Back in July, Aldi, which was founded in Germany, said it would be opening the Chandler and Peoria locations first. Now it appears Peoria has been delayed and the Goodyear location has been moved up. The Chandler store is located at 2844 S. Alma School Road and the Goodyear store will be at 845 N. Estrella Parkway.
Opening new stores in Arizona is part of Aldi’s plan of becoming the third largest grocer in the country by the end of 2022.
“We’re thrilled to continue expanding in the Southwest, and we take great pride in reaching this milestone as we open our first Arizona stores,” said Tom Cindel, group director of operations and logistics for Aldi, in a statement. “Our aggressive growth plans have always been centered around providing as many people as possible the high-quality, affordable groceries they can count on every day.”
Aldi stores are notably smaller than some of the Valley’s bigger grocers like Fry’s, Safeway or Bashas’. With a smaller footprint Aldi focuses on staples and its private label, which make up about 90% of the store’s products.
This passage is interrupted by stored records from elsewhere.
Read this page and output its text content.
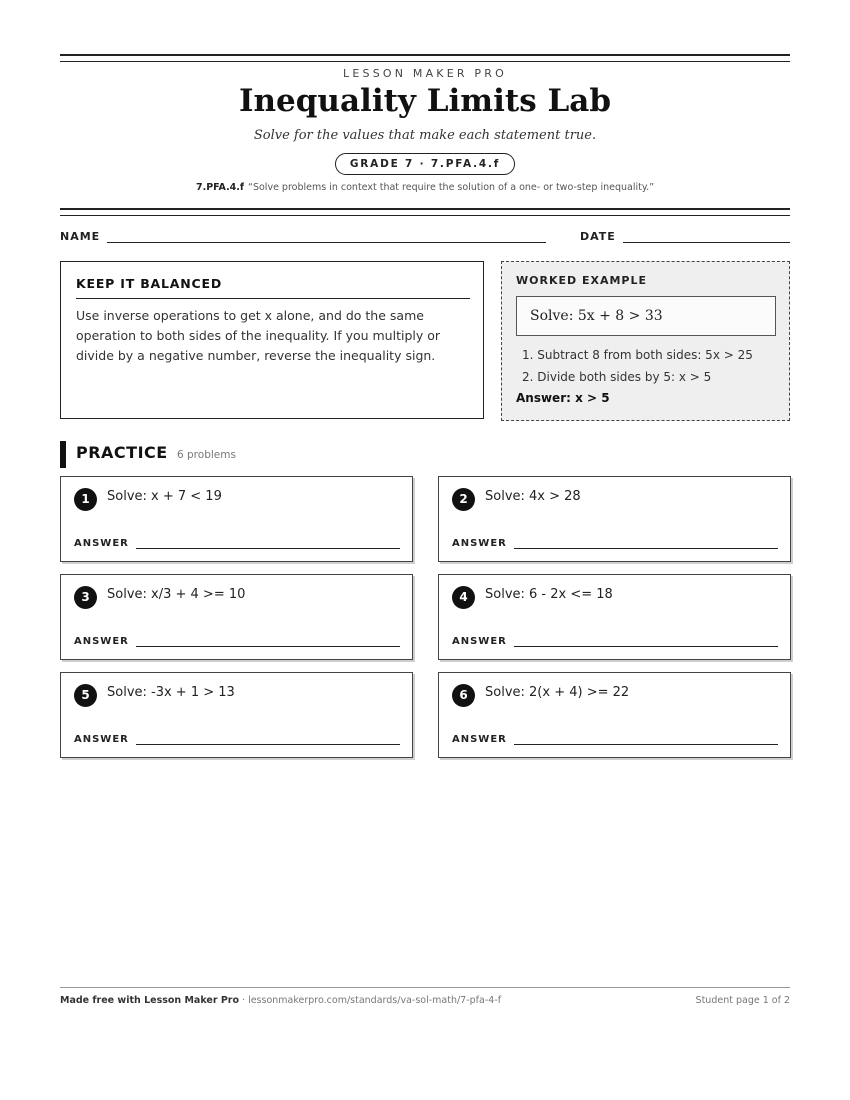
LESSON MAKER PRO
Inequality Limits Lab
Solve for the values that make each statement true.
GRADE 7 · 7.PFA.4.f
7.PFA.4.f “Solve problems in context that require the solution of a one- or two-step inequality.”
NAME	DATE
KEEP IT BALANCED
Use inverse operations to get x alone, and do the same operation to both sides of the inequality. If you multiply or divide by a negative number, reverse the inequality sign.
WORKED EXAMPLE
Solve: 5x + 8 > 33
1. Subtract 8 from both sides: 5x > 25
2. Divide both sides by 5: x > 5
Answer: x > 5
PRACTICE 6 problems
1	Solve: x + 7 < 19
ANSWER
2	Solve: 4x > 28
ANSWER
3	Solve: x/3 + 4 >= 10
ANSWER
4	Solve: 6 - 2x <= 18
ANSWER
5	Solve: -3x + 1 > 13
ANSWER
6	Solve: 2(x + 4) >= 22
ANSWER
Made free with Lesson Maker Pro · lessonmakerpro.com/standards/va-sol-math/7-pfa-4-f	Student page 1 of 2
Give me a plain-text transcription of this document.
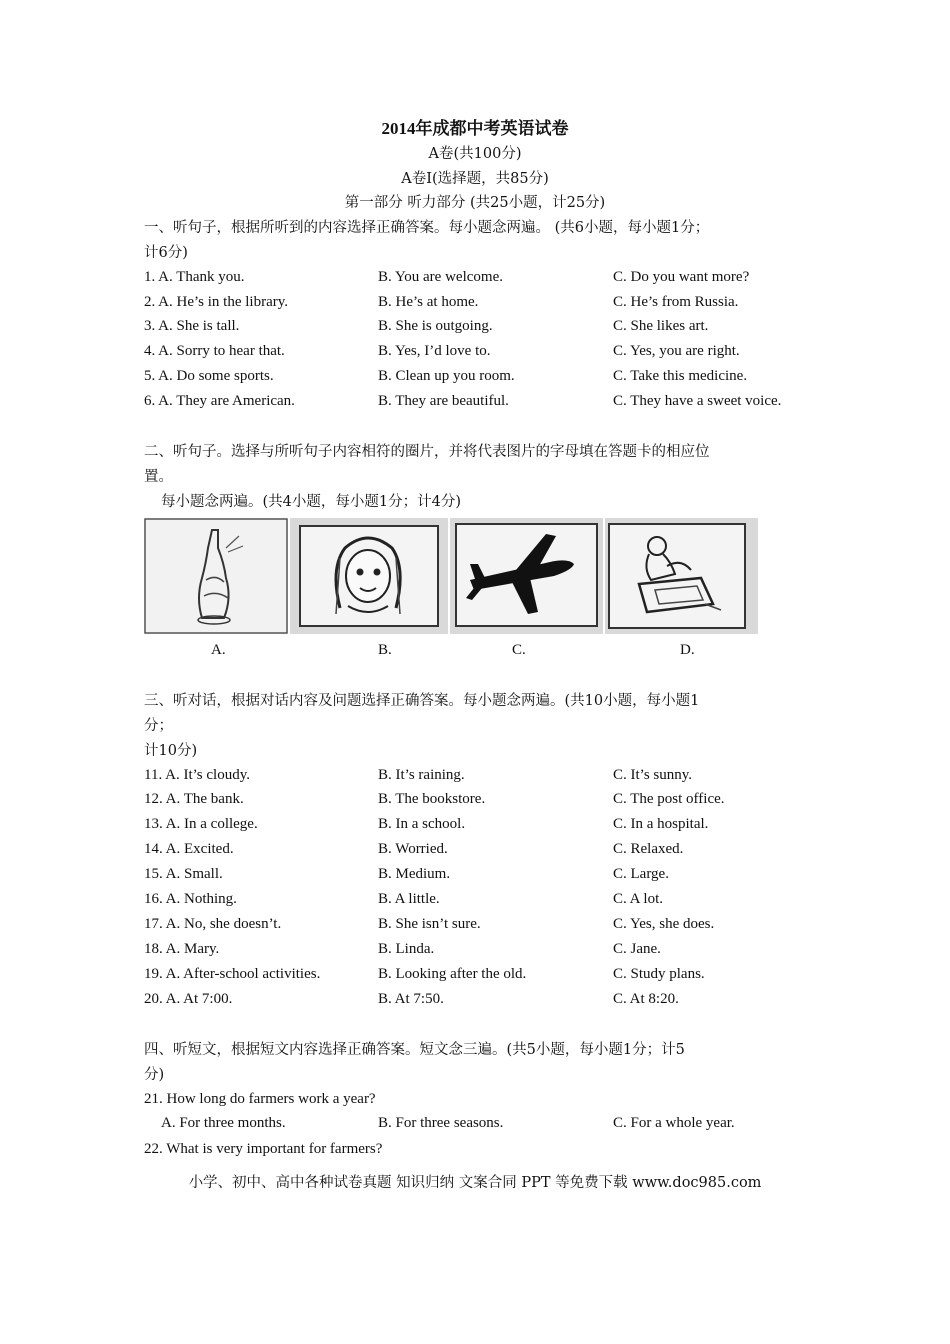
2014年成都中考英语试卷
A卷(共100分)
A卷Ⅰ(选择题，共85分)
第一部分 听力部分 (共25小题，计25分)
一、听句子，根据所听到的内容选择正确答案。每小题念两遍。 (共6小题，每小题1分；
计6分)
1. A. Thank you.	B. You are welcome.	C. Do you want more?
2. A. He’s in the library.	B. He’s at home.	C. He’s from Russia.
3. A. She is tall.	B. She is outgoing.	C. She likes art.
4. A. Sorry to hear that.	B. Yes, I’d love to.	C. Yes, you are right.
5. A. Do some sports.	B. Clean up you room.	C. Take this medicine.
6. A. They are American.	B. They are beautiful.	C. They have a sweet voice.
二、听句子。选择与所听句子内容相符的圈片，并将代表图片的字母填在答题卡的相应位
置。
每小题念两遍。(共4小题，每小题1分；计4分)
A.	B.	C.	D.
三、听对话，根据对话内容及问题选择正确答案。每小题念两遍。(共10小题，每小题1
分；
计10分)
11. A. It’s cloudy.	B. It’s raining.	C. It’s sunny.
12. A. The bank.	B. The bookstore.	C. The post office.
13. A. In a college.	B. In a school.	C. In a hospital.
14. A. Excited.	B. Worried.	C. Relaxed.
15. A. Small.	B. Medium.	C. Large.
16. A. Nothing.	B. A little.	C. A lot.
17. A. No, she doesn’t.	B. She isn’t sure.	C. Yes, she does.
18. A. Mary.	B. Linda.	C. Jane.
19. A. After-school activities.	B. Looking after the old.	C. Study plans.
20. A. At 7:00.	B. At 7:50.	C. At 8:20.
四、听短文，根据短文内容选择正确答案。短文念三遍。(共5小题，每小题1分；计5
分)
21. How long do farmers work a year?
A. For three months.	B. For three seasons.	C. For a whole year.
22. What is very important for farmers?
小学、初中、高中各种试卷真题 知识归纳 文案合同 PPT 等免费下载 www.doc985.com
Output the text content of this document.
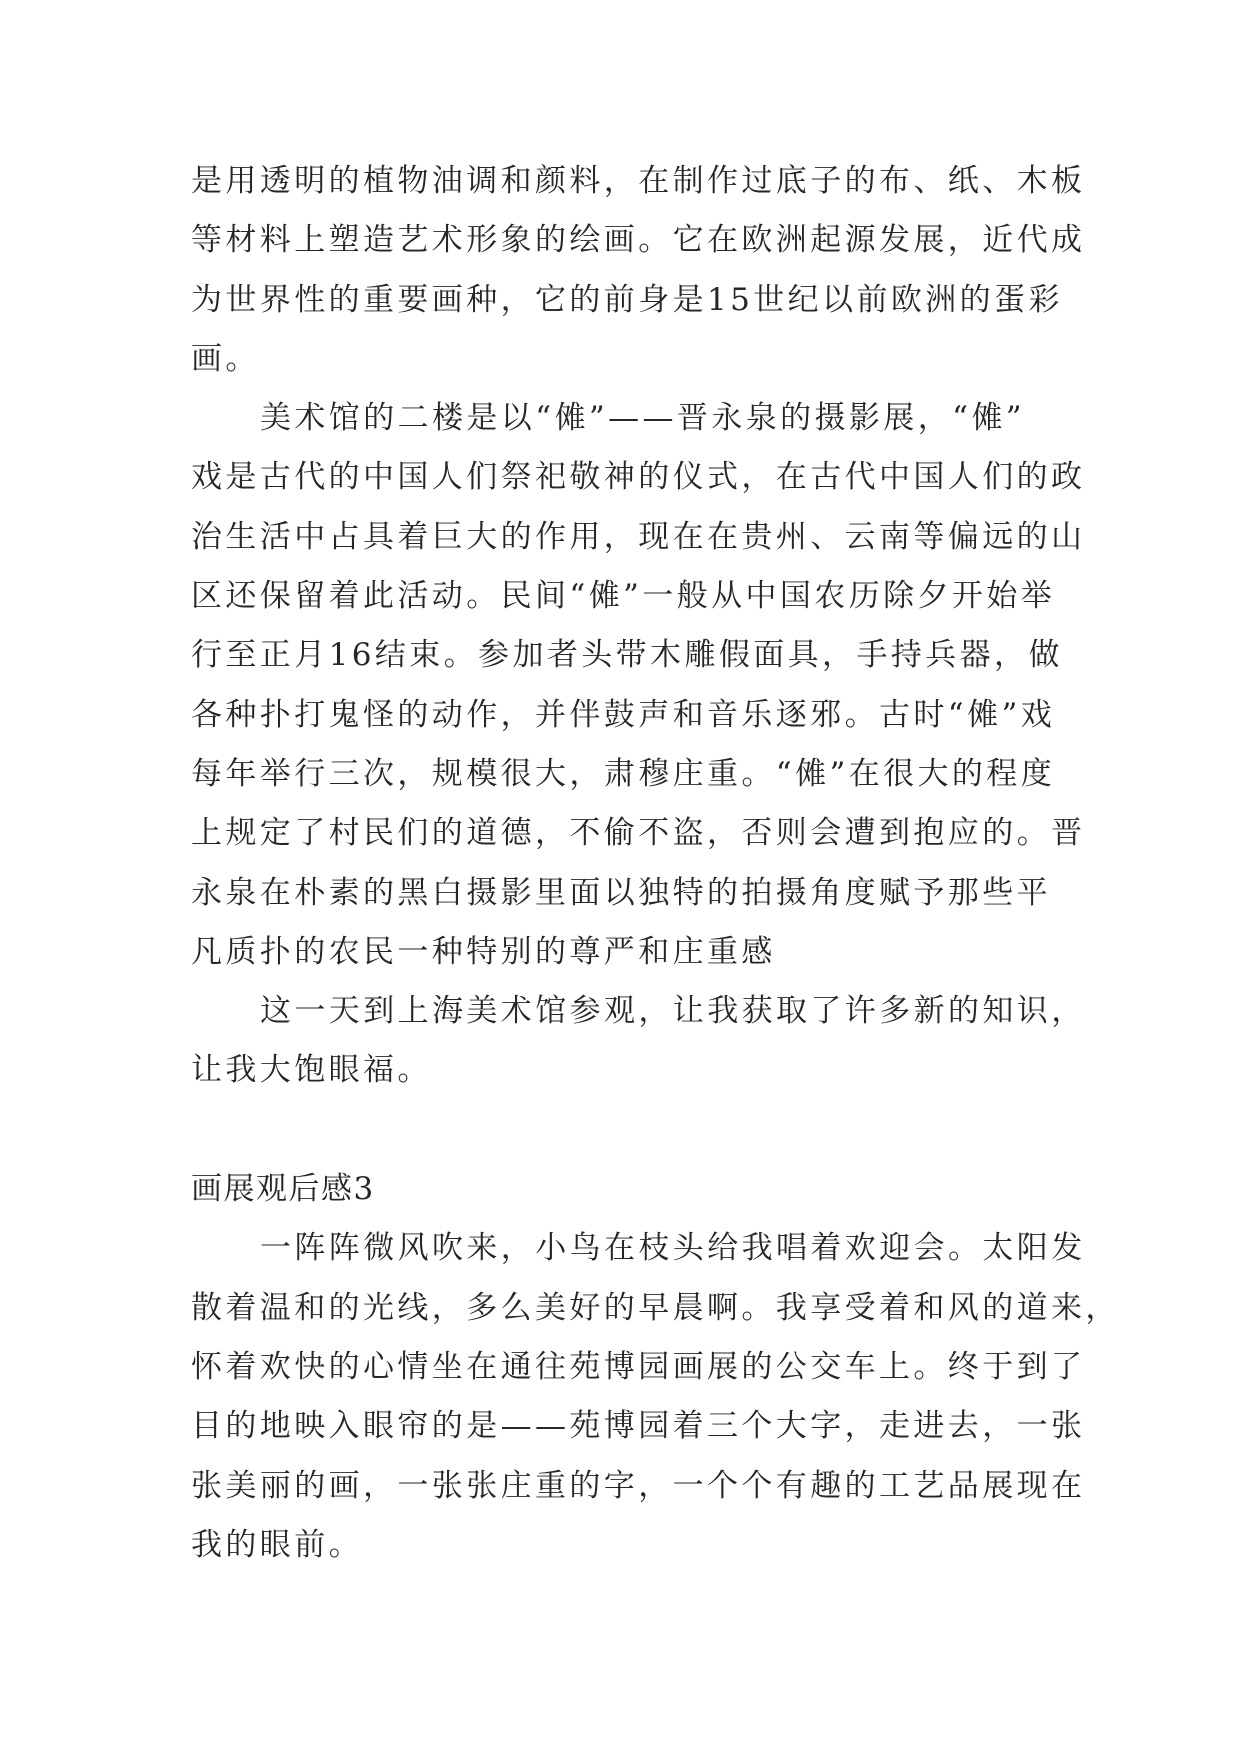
是用透明的植物油调和颜料，在制作过底子的布、纸、木板
等材料上塑造艺术形象的绘画。它在欧洲起源发展，近代成
为世界性的重要画种，它的前身是15世纪以前欧洲的蛋彩
画。
美术馆的二楼是以“傩”——晋永泉的摄影展，“傩”
戏是古代的中国人们祭祀敬神的仪式，在古代中国人们的政
治生活中占具着巨大的作用，现在在贵州、云南等偏远的山
区还保留着此活动。民间“傩”一般从中国农历除夕开始举
行至正月16结束。参加者头带木雕假面具，手持兵器，做
各种扑打鬼怪的动作，并伴鼓声和音乐逐邪。古时“傩”戏
每年举行三次，规模很大，肃穆庄重。“傩”在很大的程度
上规定了村民们的道德，不偷不盗，否则会遭到抱应的。晋
永泉在朴素的黑白摄影里面以独特的拍摄角度赋予那些平
凡质扑的农民一种特别的尊严和庄重感
这一天到上海美术馆参观，让我获取了许多新的知识，
让我大饱眼福。
画展观后感3
一阵阵微风吹来，小鸟在枝头给我唱着欢迎会。太阳发
散着温和的光线，多么美好的早晨啊。我享受着和风的道来，
怀着欢快的心情坐在通往苑博园画展的公交车上。终于到了
目的地映入眼帘的是——苑博园着三个大字，走进去，一张
张美丽的画，一张张庄重的字，一个个有趣的工艺品展现在
我的眼前。
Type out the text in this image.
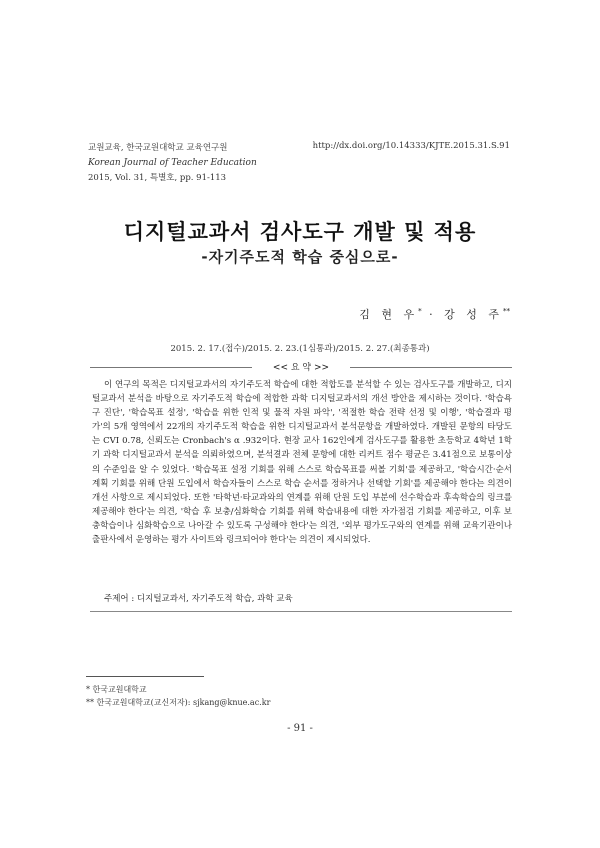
교원교육, 한국교원대학교 교육연구원
Korean Journal of Teacher Education
2015, Vol. 31, 특별호, pp. 91-113
http://dx.doi.org/10.14333/KJTE.2015.31.S.91
디지털교과서 검사도구 개발 및 적용
-자기주도적 학습 중심으로-
김 현 우* · 강 성 주**
2015. 2. 17.(접수)/2015. 2. 23.(1심통과)/2015. 2. 27.(최종통과)
<< 요 약 >>

이 연구의 목적은 디지털교과서의 자기주도적 학습에 대한 적합도를 분석할 수 있는 검사도구를 개발하고, 디지털교과서 분석을 바탕으로 자기주도적 학습에 적합한 과학 디지털교과서의 개선 방안을 제시하는 것이다. '학습욕구 진단', '학습목표 설정', '학습을 위한 인적 및 물적 자원 파악', '적절한 학습 전략 선정 및 이행', '학습결과 평가'의 5개 영역에서 22개의 자기주도적 학습을 위한 디지털교과서 분석문항을 개발하였다. 개발된 문항의 타당도는 CVI 0.78, 신뢰도는 Cronbach's α .932이다. 현장 교사 162인에게 검사도구를 활용한 초등학교 4학년 1학기 과학 디지털교과서 분석을 의뢰하였으며, 분석결과 전체 문항에 대한 리커트 점수 평균은 3.41점으로 보통이상의 수준임을 알 수 있었다. '학습목표 설정 기회를 위해 스스로 학습목표를 써볼 기회'를 제공하고, '학습시간·순서 계획 기회를 위해 단원 도입에서 학습자들이 스스로 학습 순서를 정하거나 선택할 기회'를 제공해야 한다는 의견이 개선 사항으로 제시되었다. 또한 '타학년·타교과와의 연계를 위해 단원 도입 부분에 선수학습과 후속학습의 링크를 제공해야 한다'는 의견, '학습 후 보충/심화학습 기회를 위해 학습내용에 대한 자가점검 기회를 제공하고, 이후 보충학습이나 심화학습으로 나아갈 수 있도록 구성해야 한다'는 의견, '외부 평가도구와의 연계를 위해 교육기관이나 출판사에서 운영하는 평가 사이트와 링크되어야 한다'는 의견이 제시되었다.

주제어 : 디지털교과서, 자기주도적 학습, 과학 교육
* 한국교원대학교
** 한국교원대학교(교신저자): sjkang@knue.ac.kr
- 91 -
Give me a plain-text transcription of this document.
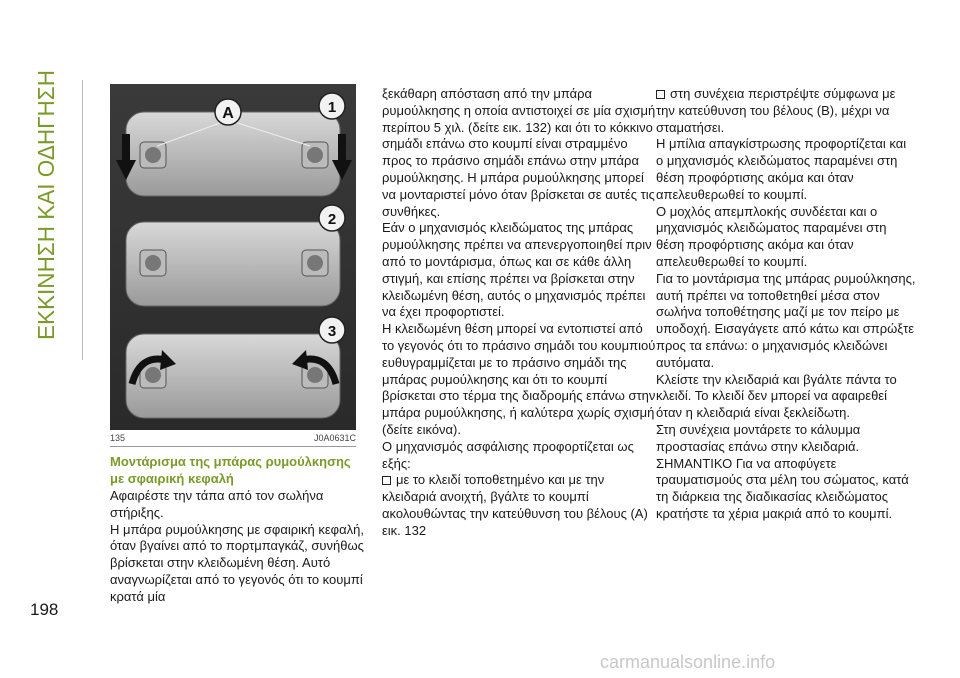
ΕΚΚΙΝΗΣΗ ΚΑΙ ΟΔΗΓΗΣΗ
198
A	1
2
3
135	J0A0631C
Μοντάρισμα της μπάρας ρυμούλκησης με σφαιρική κεφαλή

Αφαιρέστε την τάπα από τον σωλήνα στήριξης.

Η μπάρα ρυμούλκησης με σφαιρική κεφαλή, όταν βγαίνει από το πορτμπαγκάζ, συνήθως βρίσκεται στην κλειδωμένη θέση. Αυτό αναγνωρίζεται από το γεγονός ότι το κουμπί κρατά μία

ξεκάθαρη απόσταση από την μπάρα ρυμούλκησης η οποία αντιστοιχεί σε μία σχισμή περίπου 5 χιλ. (δείτε εικ. 132) και ότι το κόκκινο σημάδι επάνω στο κουμπί είναι στραμμένο προς το πράσινο σημάδι επάνω στην μπάρα ρυμούλκησης. Η μπάρα ρυμούλκησης μπορεί να μονταριστεί μόνο όταν βρίσκεται σε αυτές τις συνθήκες.

Εάν ο μηχανισμός κλειδώματος της μπάρας ρυμούλκησης πρέπει να απενεργοποιηθεί πριν από το μοντάρισμα, όπως και σε κάθε άλλη στιγμή, και επίσης πρέπει να βρίσκεται στην κλειδωμένη θέση, αυτός ο μηχανισμός πρέπει να έχει προφορτιστεί.

Η κλειδωμένη θέση μπορεί να εντοπιστεί από το γεγονός ότι το πράσινο σημάδι του κουμπιού ευθυγραμμίζεται με το πράσινο σημάδι της μπάρας ρυμούλκησης και ότι το κουμπί βρίσκεται στο τέρμα της διαδρομής επάνω στην μπάρα ρυμούλκησης, ή καλύτερα χωρίς σχισμή (δείτε εικόνα).

Ο μηχανισμός ασφάλισης προφορτίζεται ως εξής:

με το κλειδί τοποθετημένο και με την κλειδαριά ανοιχτή, βγάλτε το κουμπί ακολουθώντας την κατεύθυνση του βέλους (A) εικ. 132

στη συνέχεια περιστρέψτε σύμφωνα με την κατεύθυνση του βέλους (B), μέχρι να σταματήσει.

Η μπίλια απαγκίστρωσης προφορτίζεται και ο μηχανισμός κλειδώματος παραμένει στη θέση προφόρτισης ακόμα και όταν απελευθερωθεί το κουμπί.

Ο μοχλός απεμπλοκής συνδέεται και ο μηχανισμός κλειδώματος παραμένει στη θέση προφόρτισης ακόμα και όταν απελευθερωθεί το κουμπί.

Για το μοντάρισμα της μπάρας ρυμούλκησης, αυτή πρέπει να τοποθετηθεί μέσα στον σωλήνα τοποθέτησης μαζί με τον πείρο με υποδοχή. Εισαγάγετε από κάτω και σπρώξτε προς τα επάνω: ο μηχανισμός κλειδώνει αυτόματα.

Κλείστε την κλειδαριά και βγάλτε πάντα το κλειδί. Το κλειδί δεν μπορεί να αφαιρεθεί όταν η κλειδαριά είναι ξεκλείδωτη.

Στη συνέχεια μοντάρετε το κάλυμμα προστασίας επάνω στην κλειδαριά.

ΣΗΜΑΝΤΙΚΟ Για να αποφύγετε τραυματισμούς στα μέλη του σώματος, κατά τη διάρκεια της διαδικασίας κλειδώματος κρατήστε τα χέρια μακριά από το κουμπί.

carmanualsonline.info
Having that many private label items, Aldi has more control over its pricing, which tends to be lower than most grocers.
Phoenix is known as one of the nation’s most competitive grocery markets, and with Aldi making a strong entrance, it is bound to raise some eyebrows among its competitors. Earlier this year, Mark Miller, the president of the Arizona Food Marketing Alliance, told the Business Journal the discount grocer could shift the Valley’s grocery dynamic.